Un vrai moment de bonheur que cette pièce pour quatre danseuses et trois danseurs chorégraphiée par Anjelin Preljocaj assisté en la circonstance de Fabrice Hyber pour la « chaosgraphie » (sic) et les costumes. Un mariage incontestablement heureux et l’on s’émerveille de bout en bout à suivre les tableaux se succédant sur un train d’enfer, qui présentent pour commencer des cosmonautes revêtus de combinaisons transparentes et pour finir des animaux proches des porcs-épics, en passant par des elfes et quelques vamps. Inutile, ceci dit, de chercher à coller chaque chorégraphie sur une saison particulière (en quoi tel tableau accompagne-t-il l’hiver, par exemple, plutôt que le printemps ?) à moins de se montrer plus subtil que nous ne le sommes.
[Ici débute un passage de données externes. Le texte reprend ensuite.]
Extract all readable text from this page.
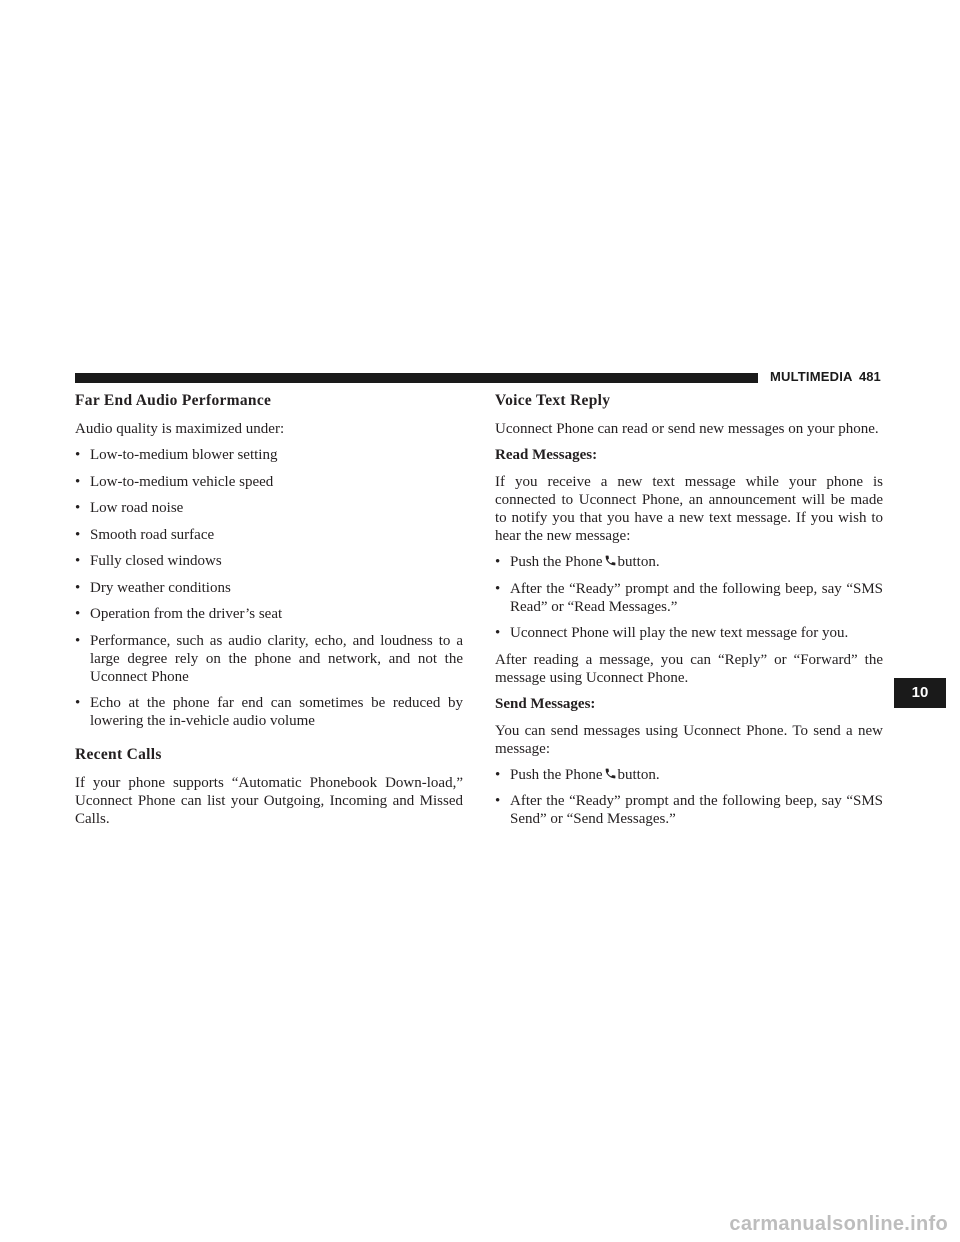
MULTIMEDIA 481
Far End Audio Performance

Audio quality is maximized under:

• Low-to-medium blower setting
• Low-to-medium vehicle speed
• Low road noise
• Smooth road surface
• Fully closed windows
• Dry weather conditions
• Operation from the driver’s seat
• Performance, such as audio clarity, echo, and loudness to a large degree rely on the phone and network, and not the Uconnect Phone
• Echo at the phone far end can sometimes be reduced by lowering the in-vehicle audio volume
Recent Calls

If your phone supports “Automatic Phonebook Down-load,” Uconnect Phone can list your Outgoing, Incoming and Missed Calls.

Voice Text Reply

Uconnect Phone can read or send new messages on your phone.

Read Messages:

If you receive a new text message while your phone is connected to Uconnect Phone, an announcement will be made to notify you that you have a new text message. If you wish to hear the new message:

• Push the Phone button.
• After the “Ready” prompt and the following beep, say “SMS Read” or “Read Messages.”
• Uconnect Phone will play the new text message for you.

After reading a message, you can “Reply” or “Forward” the message using Uconnect Phone.

Send Messages:

You can send messages using Uconnect Phone. To send a new message:

• Push the Phone button.
• After the “Ready” prompt and the following beep, say “SMS Send” or “Send Messages.”
10
carmanualsonline.info
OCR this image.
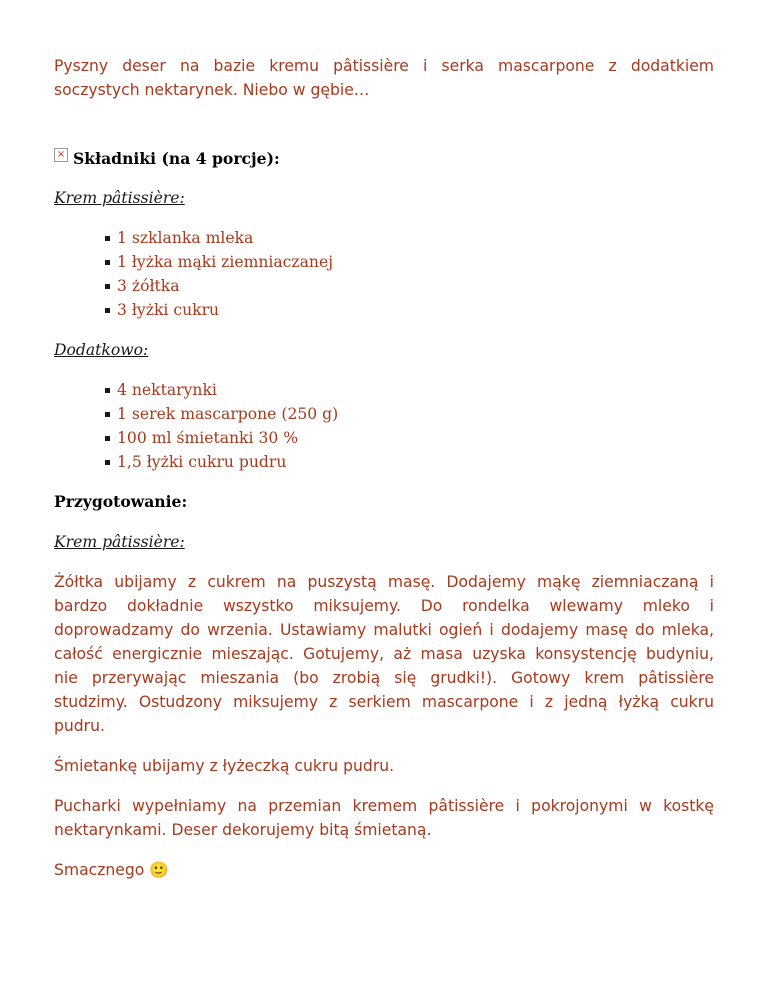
Pyszny deser na bazie kremu pâtissière i serka mascarpone z dodatkiem

soczystych nektarynek. Niebo w gębie…

× Składniki (na 4 porcje):

Krem pâtissière:

1 szklanka mleka
1 łyżka mąki ziemniaczanej
3 żółtka
3 łyżki cukru

Dodatkowo:

4 nektarynki
1 serek mascarpone (250 g)
100 ml śmietanki 30 %
1,5 łyżki cukru pudru

Przygotowanie:

Krem pâtissière:

Żółtka ubijamy z cukrem na puszystą masę. Dodajemy mąkę ziemniaczaną i

bardzo dokładnie wszystko miksujemy. Do rondelka wlewamy mleko i

doprowadzamy do wrzenia. Ustawiamy malutki ogień i dodajemy masę do mleka,

całość energicznie mieszając. Gotujemy, aż masa uzyska konsystencję budyniu,

nie przerywając mieszania (bo zrobią się grudki!). Gotowy krem pâtissière

studzimy. Ostudzony miksujemy z serkiem mascarpone i z jedną łyżką cukru

pudru.

Śmietankę ubijamy z łyżeczką cukru pudru.

Pucharki wypełniamy na przemian kremem pâtissière i pokrojonymi w kostkę

nektarynkami. Deser dekorujemy bitą śmietaną.

Smacznego 🙂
La musique, ici, est au service de la danse. En l’occurrence la musique entraînante de Vivaldi apparaît particulièrement appropriée pour développer une chorégraphie où la fantaisie le dispute à la virtuosité. Il y a plus de place ici pour le rire (même s’il s’extériorise peu, comme si un spectacle de ballet, quel qu’il soit, s’accompagnait obligatoirement d’une certaine solennité dans l’esprit du public) que pour l’émotion, et c’est très bien ainsi.

Les talents conjoints du chorégraphe et du « chaosgraphe » ne serviraient de rien s’il n’y avait également le talent des danseurs. Si cette pièce sollicite leurs talents des interprètes, elle repose tout autant sur leurs qualités de danseurs. A voir leur prestation dans les Quatre Saisons, les danseurs du ballet junior de Preljocaj n’ont pas beaucoup à apprendre de leurs aînés. Et ils ont cet irremplaçable atout : la fraîcheur de la jeunesse.

Avec Maxime Alvarez, Pierre-Antoine Bardot, Lucile Boulay, Alno Pälvike, Lana Renfrum, Benedict Sabularse, Emma Spinosi.

Au Pavillon noir, Aix-en-Provence, du 10 au 12 octobre 2019.